By its very title, Much Ado About Nothing is immune to criticisms about its triviality. In its central conceit, it’s one of Shakespeare’s silliest comedies, and he must have known it.
But its structure of combative, polarized characters gradually coming to love one another has become a romantic comedy archetype for the ages, and its other, opposite storyline, about an immediately love-struck couple whose coupling is disrupted by outside deceit and misinformation, can take on an occasionally tragic pathos when done well.
Much Ado has been entrancing filmmakers since 1937, and the latest director to attempt an adaptation is the great television auteur Joss Whedon (Buffy the Vampire Slayer), whose modern-day, black-and-white, plainclothes version hits theaters Friday as the unlikely meat in his Avengers sandwich. Purists can rest easy: Shakespeare’s lovely language is entirely retained. The governor’s mansion in Shakespeare’s original is, in Whedon’s incarnation, a pleasant country estate, with a simple, laid-back luxury – a vast remove from the bombastic Technicolor dazzle of Jay Gatsby’s newest cinematic abode.

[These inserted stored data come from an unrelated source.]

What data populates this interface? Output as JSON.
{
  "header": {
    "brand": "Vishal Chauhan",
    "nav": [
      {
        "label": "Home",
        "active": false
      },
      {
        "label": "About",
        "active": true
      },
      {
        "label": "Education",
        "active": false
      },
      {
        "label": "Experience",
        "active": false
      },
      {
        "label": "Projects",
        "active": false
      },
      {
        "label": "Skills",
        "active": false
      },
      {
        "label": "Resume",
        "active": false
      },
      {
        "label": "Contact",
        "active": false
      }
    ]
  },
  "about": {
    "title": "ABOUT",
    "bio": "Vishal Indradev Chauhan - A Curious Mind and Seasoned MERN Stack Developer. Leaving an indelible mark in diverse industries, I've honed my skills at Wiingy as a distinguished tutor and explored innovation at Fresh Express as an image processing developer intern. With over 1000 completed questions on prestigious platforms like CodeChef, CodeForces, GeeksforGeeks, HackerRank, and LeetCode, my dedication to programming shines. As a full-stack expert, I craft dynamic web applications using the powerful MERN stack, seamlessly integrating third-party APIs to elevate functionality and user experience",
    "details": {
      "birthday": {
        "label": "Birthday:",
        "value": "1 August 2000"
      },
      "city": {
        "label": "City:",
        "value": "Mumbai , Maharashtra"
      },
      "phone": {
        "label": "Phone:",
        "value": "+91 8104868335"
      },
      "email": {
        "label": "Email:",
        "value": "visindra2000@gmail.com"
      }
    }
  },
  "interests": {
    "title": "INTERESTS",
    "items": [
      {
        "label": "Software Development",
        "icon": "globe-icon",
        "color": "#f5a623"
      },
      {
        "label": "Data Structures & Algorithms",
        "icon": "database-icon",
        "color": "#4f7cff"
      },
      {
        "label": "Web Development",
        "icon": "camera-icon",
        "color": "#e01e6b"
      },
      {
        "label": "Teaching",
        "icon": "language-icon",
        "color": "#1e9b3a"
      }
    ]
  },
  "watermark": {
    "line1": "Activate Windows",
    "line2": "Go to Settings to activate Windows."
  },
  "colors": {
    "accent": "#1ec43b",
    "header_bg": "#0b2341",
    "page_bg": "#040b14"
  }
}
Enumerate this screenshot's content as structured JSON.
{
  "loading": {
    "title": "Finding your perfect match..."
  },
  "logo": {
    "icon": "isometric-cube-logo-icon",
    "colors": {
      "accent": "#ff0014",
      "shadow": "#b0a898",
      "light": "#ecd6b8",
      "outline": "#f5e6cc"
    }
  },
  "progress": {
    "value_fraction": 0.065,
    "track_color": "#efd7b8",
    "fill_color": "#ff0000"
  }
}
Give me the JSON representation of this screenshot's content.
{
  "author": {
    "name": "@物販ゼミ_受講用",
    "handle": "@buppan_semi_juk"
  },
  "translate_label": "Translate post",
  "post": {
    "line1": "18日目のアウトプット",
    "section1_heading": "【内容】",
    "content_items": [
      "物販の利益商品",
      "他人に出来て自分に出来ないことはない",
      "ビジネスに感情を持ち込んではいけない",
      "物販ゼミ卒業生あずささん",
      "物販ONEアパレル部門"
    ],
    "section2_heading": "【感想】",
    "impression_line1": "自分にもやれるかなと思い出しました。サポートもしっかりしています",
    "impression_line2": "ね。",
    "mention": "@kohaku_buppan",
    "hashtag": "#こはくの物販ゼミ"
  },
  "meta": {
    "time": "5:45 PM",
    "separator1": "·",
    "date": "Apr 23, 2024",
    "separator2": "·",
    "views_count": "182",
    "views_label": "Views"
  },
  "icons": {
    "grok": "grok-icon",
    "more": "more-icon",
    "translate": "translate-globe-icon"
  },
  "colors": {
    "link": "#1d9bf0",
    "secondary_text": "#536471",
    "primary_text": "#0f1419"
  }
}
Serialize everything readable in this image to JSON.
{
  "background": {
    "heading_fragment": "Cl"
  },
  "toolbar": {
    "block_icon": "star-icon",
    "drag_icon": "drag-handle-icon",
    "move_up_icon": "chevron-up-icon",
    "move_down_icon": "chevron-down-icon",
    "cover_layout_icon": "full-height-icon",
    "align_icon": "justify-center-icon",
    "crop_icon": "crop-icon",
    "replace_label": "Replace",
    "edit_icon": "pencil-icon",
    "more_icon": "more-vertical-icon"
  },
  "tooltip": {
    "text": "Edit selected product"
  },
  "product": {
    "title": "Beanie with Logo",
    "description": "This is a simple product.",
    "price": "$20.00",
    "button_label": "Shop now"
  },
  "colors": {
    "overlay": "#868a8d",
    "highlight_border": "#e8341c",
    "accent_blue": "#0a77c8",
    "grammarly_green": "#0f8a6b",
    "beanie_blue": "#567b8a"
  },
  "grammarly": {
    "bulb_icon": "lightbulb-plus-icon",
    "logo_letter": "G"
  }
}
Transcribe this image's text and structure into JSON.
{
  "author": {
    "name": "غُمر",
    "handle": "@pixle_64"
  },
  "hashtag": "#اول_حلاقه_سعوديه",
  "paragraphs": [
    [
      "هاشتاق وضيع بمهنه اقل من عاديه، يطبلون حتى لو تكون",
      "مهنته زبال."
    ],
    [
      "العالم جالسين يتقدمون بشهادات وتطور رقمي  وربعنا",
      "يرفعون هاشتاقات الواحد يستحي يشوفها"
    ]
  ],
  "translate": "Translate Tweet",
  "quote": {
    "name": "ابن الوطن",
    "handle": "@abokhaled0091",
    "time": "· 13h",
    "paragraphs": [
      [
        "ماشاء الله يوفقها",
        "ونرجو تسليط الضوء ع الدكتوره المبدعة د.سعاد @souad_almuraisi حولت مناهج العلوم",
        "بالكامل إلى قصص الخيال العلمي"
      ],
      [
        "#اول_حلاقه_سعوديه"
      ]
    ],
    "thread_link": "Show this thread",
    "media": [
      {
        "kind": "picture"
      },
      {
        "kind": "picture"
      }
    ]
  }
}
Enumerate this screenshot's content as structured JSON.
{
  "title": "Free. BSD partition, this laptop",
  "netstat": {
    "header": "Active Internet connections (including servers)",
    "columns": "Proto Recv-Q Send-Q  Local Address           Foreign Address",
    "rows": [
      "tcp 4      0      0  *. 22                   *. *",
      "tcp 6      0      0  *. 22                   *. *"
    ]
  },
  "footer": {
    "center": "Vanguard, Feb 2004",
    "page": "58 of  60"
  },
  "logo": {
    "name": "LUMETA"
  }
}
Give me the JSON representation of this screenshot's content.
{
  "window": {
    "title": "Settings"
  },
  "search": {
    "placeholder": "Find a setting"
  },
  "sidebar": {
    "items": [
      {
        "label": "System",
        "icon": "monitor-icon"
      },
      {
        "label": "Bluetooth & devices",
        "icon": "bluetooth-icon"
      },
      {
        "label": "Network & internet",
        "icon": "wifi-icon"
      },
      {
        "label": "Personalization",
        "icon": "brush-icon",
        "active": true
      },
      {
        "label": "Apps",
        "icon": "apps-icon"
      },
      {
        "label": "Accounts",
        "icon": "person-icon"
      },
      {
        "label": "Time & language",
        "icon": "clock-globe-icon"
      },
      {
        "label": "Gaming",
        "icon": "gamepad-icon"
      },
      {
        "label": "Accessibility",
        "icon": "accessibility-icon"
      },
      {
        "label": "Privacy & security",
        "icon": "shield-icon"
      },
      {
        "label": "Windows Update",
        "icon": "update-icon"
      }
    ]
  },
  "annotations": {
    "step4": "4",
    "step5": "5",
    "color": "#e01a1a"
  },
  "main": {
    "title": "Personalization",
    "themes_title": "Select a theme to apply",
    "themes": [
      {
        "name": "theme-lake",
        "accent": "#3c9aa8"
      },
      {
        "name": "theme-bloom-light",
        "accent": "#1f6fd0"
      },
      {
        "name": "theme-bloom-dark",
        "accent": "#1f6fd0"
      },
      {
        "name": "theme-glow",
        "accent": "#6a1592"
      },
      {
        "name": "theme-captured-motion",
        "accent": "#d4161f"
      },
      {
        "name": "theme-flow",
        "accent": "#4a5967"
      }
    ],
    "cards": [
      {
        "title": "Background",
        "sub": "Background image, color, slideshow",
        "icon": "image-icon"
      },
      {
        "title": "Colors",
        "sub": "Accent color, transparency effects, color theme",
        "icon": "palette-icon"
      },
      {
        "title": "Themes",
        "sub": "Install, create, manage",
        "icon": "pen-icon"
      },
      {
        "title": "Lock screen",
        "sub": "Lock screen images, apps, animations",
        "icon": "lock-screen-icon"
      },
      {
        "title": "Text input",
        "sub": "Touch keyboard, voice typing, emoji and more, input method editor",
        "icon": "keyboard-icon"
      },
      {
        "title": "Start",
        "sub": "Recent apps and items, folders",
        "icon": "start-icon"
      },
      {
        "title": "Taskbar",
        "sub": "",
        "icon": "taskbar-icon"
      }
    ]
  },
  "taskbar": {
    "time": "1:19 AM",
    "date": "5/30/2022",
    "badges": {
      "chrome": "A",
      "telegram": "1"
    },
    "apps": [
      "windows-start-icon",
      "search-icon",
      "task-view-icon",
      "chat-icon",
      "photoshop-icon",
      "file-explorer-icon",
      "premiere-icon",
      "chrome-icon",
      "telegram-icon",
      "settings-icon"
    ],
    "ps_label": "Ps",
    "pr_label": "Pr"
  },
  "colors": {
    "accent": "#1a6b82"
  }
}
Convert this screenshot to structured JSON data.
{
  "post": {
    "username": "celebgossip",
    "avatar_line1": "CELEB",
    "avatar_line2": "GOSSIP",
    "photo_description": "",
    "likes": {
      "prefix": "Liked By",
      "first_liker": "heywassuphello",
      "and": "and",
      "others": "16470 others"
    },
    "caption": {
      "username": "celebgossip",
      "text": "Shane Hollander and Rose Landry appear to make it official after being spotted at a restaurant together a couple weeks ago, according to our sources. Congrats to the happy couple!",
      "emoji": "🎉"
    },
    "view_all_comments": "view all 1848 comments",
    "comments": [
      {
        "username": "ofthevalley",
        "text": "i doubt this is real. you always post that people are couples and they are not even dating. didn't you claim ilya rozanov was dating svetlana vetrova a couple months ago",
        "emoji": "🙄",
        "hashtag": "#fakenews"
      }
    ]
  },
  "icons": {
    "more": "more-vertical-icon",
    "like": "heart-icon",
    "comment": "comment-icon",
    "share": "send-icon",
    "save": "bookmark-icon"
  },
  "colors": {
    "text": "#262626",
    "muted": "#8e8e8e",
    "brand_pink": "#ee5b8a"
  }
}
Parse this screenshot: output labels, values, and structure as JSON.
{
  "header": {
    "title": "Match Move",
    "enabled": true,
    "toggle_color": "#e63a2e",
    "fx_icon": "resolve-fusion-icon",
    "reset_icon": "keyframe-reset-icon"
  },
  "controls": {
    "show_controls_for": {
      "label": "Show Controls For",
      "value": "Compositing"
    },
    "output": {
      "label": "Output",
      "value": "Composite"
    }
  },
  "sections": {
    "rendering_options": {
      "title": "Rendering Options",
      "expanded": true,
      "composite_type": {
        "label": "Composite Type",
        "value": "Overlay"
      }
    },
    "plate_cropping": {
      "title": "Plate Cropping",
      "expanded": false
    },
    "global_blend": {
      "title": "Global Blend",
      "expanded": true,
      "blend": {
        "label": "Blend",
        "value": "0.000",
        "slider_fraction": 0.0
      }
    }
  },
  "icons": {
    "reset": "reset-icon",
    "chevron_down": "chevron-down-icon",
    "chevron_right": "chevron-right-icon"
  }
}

This is a rich people’s feast done the art-house way, with tinkling wine glasses, a spotless pool, a live singer crooning bossa nova-style music, and a pair of acrobats gracefully dangling in mid-air, as a gaggle of well-dressed, attractive Caucasians discuss matters of the heart with hilarity and mischief. This is a movie that is seemingly tailored to appear on the website “Stuff White People Like.”
And the fact is, I did really like this adaptation; the cast is uniformly excellent, and it is perhaps one of the few Shakespeare worlds I wouldn’t mind inhabiting. (Hamlet and Romeo and Juliet are not aspirational stories.) Alexis Denisof is Benedick, the officer and confirmed bachelor who is tricked into falling in love with his sworn enemy, the governor’s daughter Beatrice (Amy Acker), whose repulsion for Benedick is likewise tested and altered by her companions.
Fran Kranz plays Claudio, the young count who is smitten with Hero (Jillian Morgese), the governor’s other fair daughter; trickery will undo this match made in heaven as quickly as cupid’s bow fires its amorous arrows at Benedick and Beatrice. When the misled Claudio unloads wicked invectives toward Hero on the day of their nuptials, the confrontation hits you like a slap in the face, and stings for the length of the scene and then some; the movie becomes, for a while, much ado about something.
The cast also includes Nathan Fillion as Dogberry and Tom Lenk as Verges, the constable and night watchman for the governor’s estate, whose general incompetence suggests a deadpan Keystone Kops talkie. Operating in a meager police station with clunky personal computers as old as Shakespeare, they generate some of the film’s heartiest laughs – ditto to the inspired bumbling and pratfalls of Denisof and Acker.
More importantly, the entire ensemble, while lacking star power, has the crucial ability to speak in Shakespearean dialect and make it sound authentic as it rolls off their tongues. This Much Ado only sounds jarring at first, but you’ll quickly grow accustomed to a world in which characters say things like “knave” and “doublet” and “thou knowest” while operating iPods and incongruently snorkeling, martini in hand, in a Sunset Boulevard pool. This film is an utter delight.
MUCH ADO ABOUT NOTHING. Director: Joss Whedon; Cast: Amy Acker, Alexis Denisof, Fran Kranz, Jillian Morgese, Clark Gregg, Nathan Fillion, Tom Lenk, Reed Diamond; Distributor: Lionsgate; Rating: PG-13 Opens: Friday at Regal Delray Beach 18; Regal Shadowood 16, Living Room Theaters and Cinemark Palace in Boca Raton; The Classic Gateway Theater in Fort Lauderdale; AMC Aventura 24; and Regal South Beach 18, AMC Cocowalk 14 and AMC Sunset Place 24 in Miami.